I was contracted to provide a document covering devolution opportunities and challenges within the present constitutional framework, and the report ran to 99 pages in foolscap, though it was not read or discussed in the chamber. The ultimate conclusion of this exhaustive research was that the piecemeal approach would yield no fruit in any reasonable amount of time, and that it was far easier and more practical to seize control of all policy areas at once.

And Phil Craig appears to have been of a similar mind - out of this workshop came the Peoples Bill, a piece of legislation he penned, which leveraged several international treaties and aspects of the national and provincial constitutions to lay a claim to self-determination which would have given the province the right to form its own police force, take control of public transport, and do pretty much everything aside from national defence, tax collection and border control.

The DA ran scared from this legislation, which would have scuppered Helen Zille’s long-term plans for a coalition with the ANC, and instead, they pushed their own utterly toothless piece of legislation, the Western Cape Provincial Powers Bill, in order to assuage criticism that they were rejecting the federalism they had touted as their main political strategy since 2000.

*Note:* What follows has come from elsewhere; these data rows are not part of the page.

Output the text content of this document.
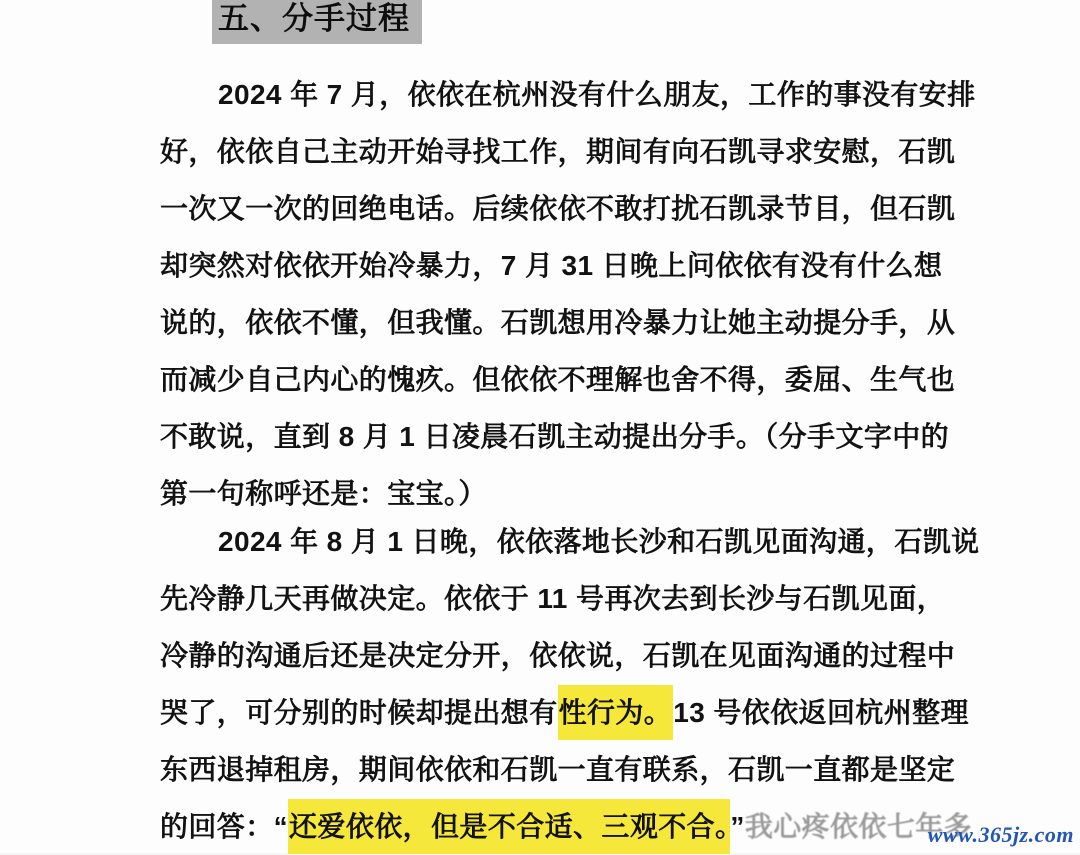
五、分手过程
2024 年 7 月，依依在杭州没有什么朋友，工作的事没有安排
好，依依自己主动开始寻找工作，期间有向石凯寻求安慰，石凯
一次又一次的回绝电话。后续依依不敢打扰石凯录节目，但石凯
却突然对依依开始冷暴力，7 月 31 日晚上问依依有没有什么想
说的，依依不懂，但我懂。石凯想用冷暴力让她主动提分手，从
而减少自己内心的愧疚。但依依不理解也舍不得，委屈、生气也
不敢说，直到 8 月 1 日凌晨石凯主动提出分手。（分手文字中的
第一句称呼还是：宝宝。）
2024 年 8 月 1 日晚，依依落地长沙和石凯见面沟通，石凯说
先冷静几天再做决定。依依于 11 号再次去到长沙与石凯见面，
冷静的沟通后还是决定分开，依依说，石凯在见面沟通的过程中
哭了，可分别的时候却提出想有性行为。13 号依依返回杭州整理
东西退掉租房，期间依依和石凯一直有联系，石凯一直都是坚定
的回答：“还爱依依，但是不合适、三观不合。”我心疼依依七年多
www.365jz.com
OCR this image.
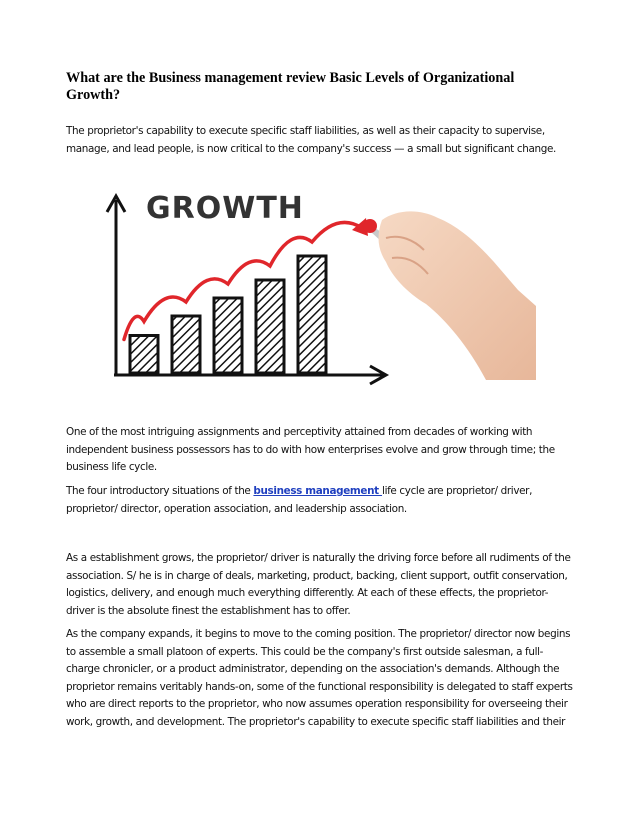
What are the Business management review Basic Levels of Organizational Growth?

The proprietor's capability to execute specific staff liabilities, as well as their capacity to supervise, manage, and lead people, is now critical to the company's success — a small but significant change.

GROWTH

One of the most intriguing assignments and perceptivity attained from decades of working with independent business possessors has to do with how enterprises evolve and grow through time; the business life cycle.

The four introductory situations of the business management life cycle are proprietor/ driver, proprietor/ director, operation association, and leadership association.

As a establishment grows, the proprietor/ driver is naturally the driving force before all rudiments of the association. S/ he is in charge of deals, marketing, product, backing, client support, outfit conservation, logistics, delivery, and enough much everything differently. At each of these effects, the proprietor-driver is the absolute finest the establishment has to offer.

As the company expands, it begins to move to the coming position. The proprietor/ director now begins to assemble a small platoon of experts. This could be the company's first outside salesman, a full- charge chronicler, or a product administrator, depending on the association's demands. Although the proprietor remains veritably hands-on, some of the functional responsibility is delegated to staff experts who are direct reports to the proprietor, who now assumes operation responsibility for overseeing their work, growth, and development. The proprietor's capability to execute specific staff liabilities and their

The Powers Bill simply makes space for the provincial government to look for ways of devolving some petty and marginal powers within the present system, though it was not passed without a bit of kayfabe from the ANC, who pretended this useless bit of paper was a profound insult to national integrity, and shut down the public participation process with rowdy protests, with no resistance offered by provincial authorities, who preferred to simply give into ANC tactics.

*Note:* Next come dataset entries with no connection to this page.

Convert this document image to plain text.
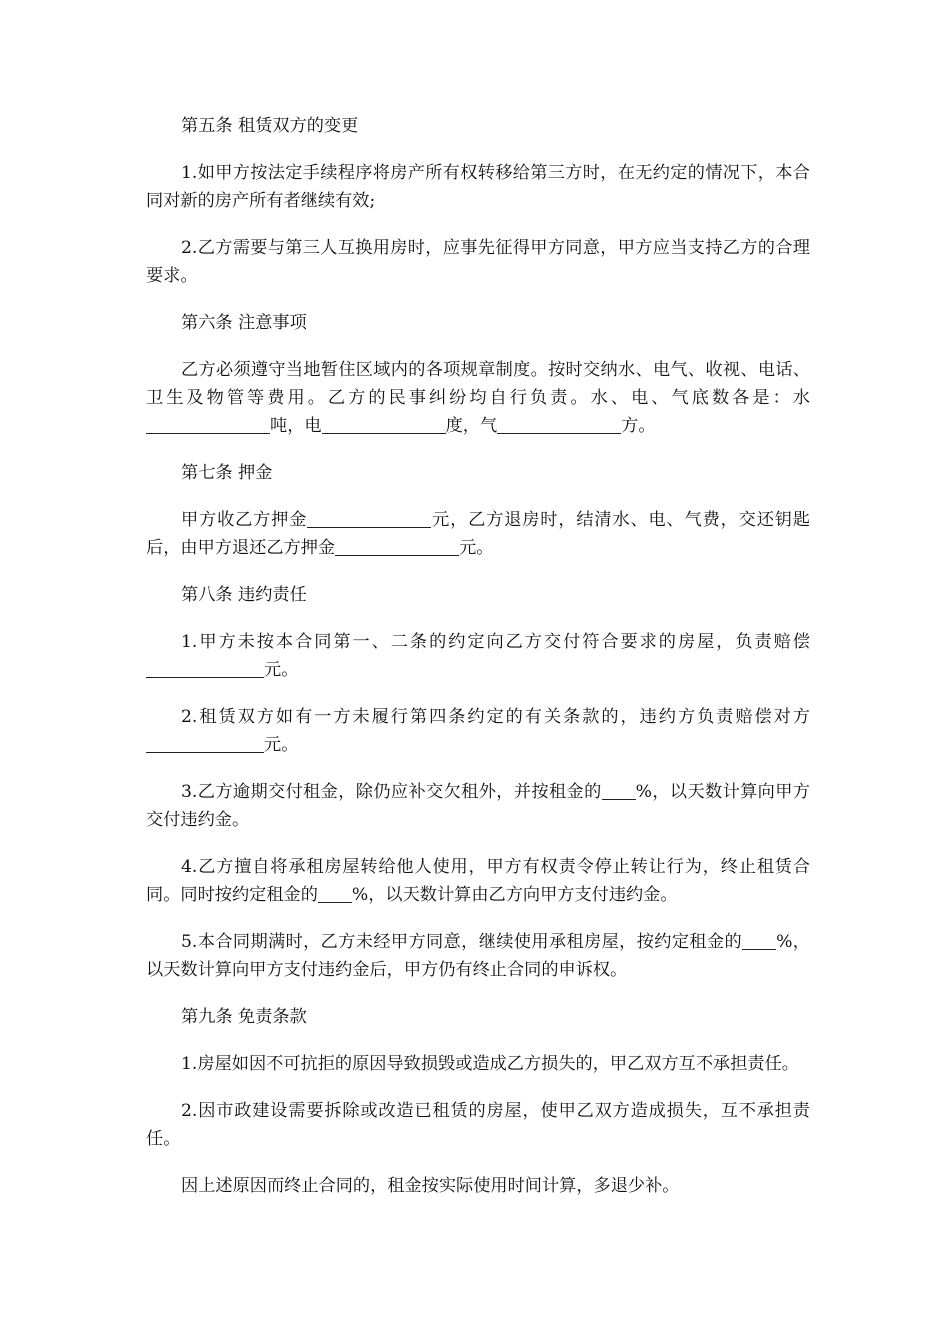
第五条 租赁双方的变更

1.如甲方按法定手续程序将房产所有权转移给第三方时，在无约定的情况下，本合同对新的房产所有者继续有效;

2.乙方需要与第三人互换用房时，应事先征得甲方同意，甲方应当支持乙方的合理要求。

第六条 注意事项

乙方必须遵守当地暂住区域内的各项规章制度。按时交纳水、电气、收视、电话、卫生及物管等费用。乙方的民事纠纷均自行负责。水、电、气底数各是：水吨，电	度，气	方。

第七条 押金

甲方收乙方押金	元，乙方退房时，结清水、电、气费，交还钥匙后，由甲方退还乙方押金	元。

第八条 违约责任

1.甲方未按本合同第一、二条的约定向乙方交付符合要求的房屋，负责赔偿元。

2.租赁双方如有一方未履行第四条约定的有关条款的，违约方负责赔偿对方元。

3.乙方逾期交付租金，除仍应补交欠租外，并按租金的 %，以天数计算向甲方交付违约金。

4.乙方擅自将承租房屋转给他人使用，甲方有权责令停止转让行为，终止租赁合同。同时按约定租金的 %，以天数计算由乙方向甲方支付违约金。

5.本合同期满时，乙方未经甲方同意，继续使用承租房屋，按约定租金的 %，以天数计算向甲方支付违约金后，甲方仍有终止合同的申诉权。

第九条 免责条款

1.房屋如因不可抗拒的原因导致损毁或造成乙方损失的，甲乙双方互不承担责任。

2.因市政建设需要拆除或改造已租赁的房屋，使甲乙双方造成损失，互不承担责任。

因上述原因而终止合同的，租金按实际使用时间计算，多退少补。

During the process of the Devolution Working Group, Phil Craig managed to extract a promise from John Steenhuisen for a referendum on independence as well.

But after derision and public rebuke by the DA, who refused to cooperate in good faith with the Working Group, merely using it as a containment exercise, they told the movement that if they wanted independence, they would have to vote for it, knowing full well that the most visible supporters of the movement were still the tiny CIP, whose two seats in the Metropolitan Council were a source of mockery by the media establishment and South African Unionist public.

As a result, the CIAG set up the Referendum Party, which has since managed to register on all three ballots despite arbitrary challenges and contradictory instructions from the IEC, and will now be able to take on the DA in a pincer movement, with the VF+ representing a conservative Afrikanerphone constituency, and the RP representing a Liberal, Anglophone support base.

The CIP have since failed to gain enough signatures to stand on the three ballots for the upcoming election. While they did obtain enough for the province, the IEC rejected them on technical grounds, due to them sending them by email after failing to submit them through the buggy official website portal.

The RP and VF+ managed to hammer out a coalition pledge for mutual support going into the May 29th elections, with the CIP not yet having offered support to either party despite not being in the running for the elections.

With the DA teetering on the edge of their majority, with very low-50s support, the coalition now need only 5% growth from the VF+’s previous support base in order to force the DA into coalition. With the Patriotic Alliance biting at their heels, the RP demonstrating real support so far, and the VF+ on a steady growth trajectory, the coalition that will bring us the referendum is all but inevitable.

And yet the media will still pretend the CIP is the only player in this game.